翔太は断るつもりだったが、二宮から番組のためと言われてしまった以上、断る理由が思いつかなかった。
二宮が言うには、この店は安全らしい。
(メニューに書いてある値段は全然安心できないんだけど……)
二宮について調べたところ、ニュース番組だけではなくバラエティ番組などで多くのレギュラーを持っているらしく、かなりの人気があるようだ。
(人気アナウンサーが、男と食事して問題あるんじゃないか?)
「サイバーバトルでは皇さんがかなりご活躍されていたんじゃないかと――」
(いゃ、俺のことはいいだろ! ……早く帰りたい)
神代の取材に協力する理由でここにいるはずが、いつの間にか、二宮の話題は皇のことが中心となっていた。
「皇さんはどこで神代さんと――」
(その話題はマズイ!)
「あの、申し訳ありませんが、遅くなってきたのでそろそろ――」
「あっ、すみません。私ばかりしゃべってしまって……」
翔太はやっと解放されたことで安堵した。
(これはキリプロや翔動の経費で落とすのは無理だろうな……)
結果的に番組のためとなったとは言え、橘には二宮との食事のことは伝えていない。
「お会計は、別々でいいですか?」
「えっ!?」
翔太の発言に、二宮はイエティでも見つけたかのように驚いた表情を見せた。
***
「あぁあああっ、恥ずかしかったぁ。穴があったら入りたい」
帰宅した二宮は自分のベッドの上で足をジタバタとさせていた。
今日の夕食代の持ち合わせがなかったため、皇が支払うことになった。
二宮の人生の中で、誰かと食事をした際に食事代を自分で出す経験は一切なかったため、財布の中を確認していなかった。

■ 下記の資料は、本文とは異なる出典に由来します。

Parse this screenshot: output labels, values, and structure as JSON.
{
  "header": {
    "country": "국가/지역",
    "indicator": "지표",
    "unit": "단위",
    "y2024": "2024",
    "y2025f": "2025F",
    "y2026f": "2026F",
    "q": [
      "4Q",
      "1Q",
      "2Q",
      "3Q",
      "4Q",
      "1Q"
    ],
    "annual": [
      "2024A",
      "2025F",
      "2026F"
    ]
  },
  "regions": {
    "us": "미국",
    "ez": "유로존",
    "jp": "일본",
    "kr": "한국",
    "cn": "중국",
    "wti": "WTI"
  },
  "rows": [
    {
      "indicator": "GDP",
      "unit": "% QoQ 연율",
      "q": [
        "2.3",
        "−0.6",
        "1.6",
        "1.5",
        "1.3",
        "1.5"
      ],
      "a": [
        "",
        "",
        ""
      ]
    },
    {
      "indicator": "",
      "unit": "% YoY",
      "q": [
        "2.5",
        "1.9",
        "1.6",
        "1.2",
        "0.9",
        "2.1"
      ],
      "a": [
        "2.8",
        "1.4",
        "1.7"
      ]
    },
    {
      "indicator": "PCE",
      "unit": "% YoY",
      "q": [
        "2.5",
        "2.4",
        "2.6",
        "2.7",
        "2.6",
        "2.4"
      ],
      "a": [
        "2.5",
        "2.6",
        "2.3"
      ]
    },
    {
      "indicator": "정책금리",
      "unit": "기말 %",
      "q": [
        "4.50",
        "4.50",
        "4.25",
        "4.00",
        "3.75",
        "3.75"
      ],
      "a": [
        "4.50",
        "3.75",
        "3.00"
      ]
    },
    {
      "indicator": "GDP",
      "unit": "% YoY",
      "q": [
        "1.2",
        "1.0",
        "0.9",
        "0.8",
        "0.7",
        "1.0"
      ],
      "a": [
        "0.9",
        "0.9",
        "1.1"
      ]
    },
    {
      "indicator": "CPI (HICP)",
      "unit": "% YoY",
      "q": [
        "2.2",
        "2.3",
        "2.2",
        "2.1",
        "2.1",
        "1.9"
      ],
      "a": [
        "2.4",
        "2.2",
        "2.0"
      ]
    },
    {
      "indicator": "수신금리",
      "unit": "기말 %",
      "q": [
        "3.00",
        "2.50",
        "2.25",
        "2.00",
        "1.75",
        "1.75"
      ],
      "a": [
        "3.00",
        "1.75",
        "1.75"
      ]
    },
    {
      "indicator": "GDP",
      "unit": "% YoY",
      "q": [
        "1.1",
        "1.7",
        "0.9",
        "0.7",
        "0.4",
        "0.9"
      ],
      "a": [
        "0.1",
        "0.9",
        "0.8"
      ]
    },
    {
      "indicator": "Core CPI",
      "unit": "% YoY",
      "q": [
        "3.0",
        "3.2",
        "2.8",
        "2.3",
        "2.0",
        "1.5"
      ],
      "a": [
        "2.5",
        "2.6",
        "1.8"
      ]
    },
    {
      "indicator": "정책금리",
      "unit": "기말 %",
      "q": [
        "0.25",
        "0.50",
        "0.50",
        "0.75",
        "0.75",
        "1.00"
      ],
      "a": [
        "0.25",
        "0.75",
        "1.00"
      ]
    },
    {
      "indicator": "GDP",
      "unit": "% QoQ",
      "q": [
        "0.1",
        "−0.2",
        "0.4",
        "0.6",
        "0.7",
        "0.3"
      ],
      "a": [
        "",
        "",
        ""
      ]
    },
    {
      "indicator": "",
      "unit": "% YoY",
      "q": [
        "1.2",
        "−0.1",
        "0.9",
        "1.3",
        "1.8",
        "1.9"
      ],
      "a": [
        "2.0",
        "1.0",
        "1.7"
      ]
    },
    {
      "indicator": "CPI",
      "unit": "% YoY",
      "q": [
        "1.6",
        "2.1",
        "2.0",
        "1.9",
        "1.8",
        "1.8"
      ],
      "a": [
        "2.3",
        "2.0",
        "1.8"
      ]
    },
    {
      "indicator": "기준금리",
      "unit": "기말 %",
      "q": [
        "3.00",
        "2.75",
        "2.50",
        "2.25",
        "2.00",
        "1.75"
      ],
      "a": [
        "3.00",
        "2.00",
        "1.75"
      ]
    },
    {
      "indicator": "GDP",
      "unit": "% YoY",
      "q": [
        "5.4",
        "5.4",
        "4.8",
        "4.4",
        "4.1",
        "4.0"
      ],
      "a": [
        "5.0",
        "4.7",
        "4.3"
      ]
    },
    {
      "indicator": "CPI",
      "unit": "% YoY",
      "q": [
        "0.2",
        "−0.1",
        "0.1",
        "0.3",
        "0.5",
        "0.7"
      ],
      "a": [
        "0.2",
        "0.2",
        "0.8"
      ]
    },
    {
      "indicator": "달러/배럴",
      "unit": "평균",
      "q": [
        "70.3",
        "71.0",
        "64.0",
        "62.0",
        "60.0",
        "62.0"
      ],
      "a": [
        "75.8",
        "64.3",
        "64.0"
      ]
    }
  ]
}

食事で割り勘を提案してきた男性は、皇が初めてだった。
「そりゃ、くまりーは超絶美人だけど、私だって……」
二宮は附属高校から大学に至るまで、学内で開催されたミスコンで前人未到の七連覇を達成していた。
学業も上位をキープしており、学生時代は校内外で圧倒的な人気を誇っていた。
就職してからも、人気アナウンサーとして活躍しており、二宮に近づこうとする男性は大企業のトップやプロ野球選手など、名だたる著名人ばかりであった。
その二宮をもってしても、皇はなびく気配どころか、邪険にされているように感じるほどであった。
「うぅっ……こうなったら」
二宮の目的がずれ始めたことを、彼女は自覚していなかった。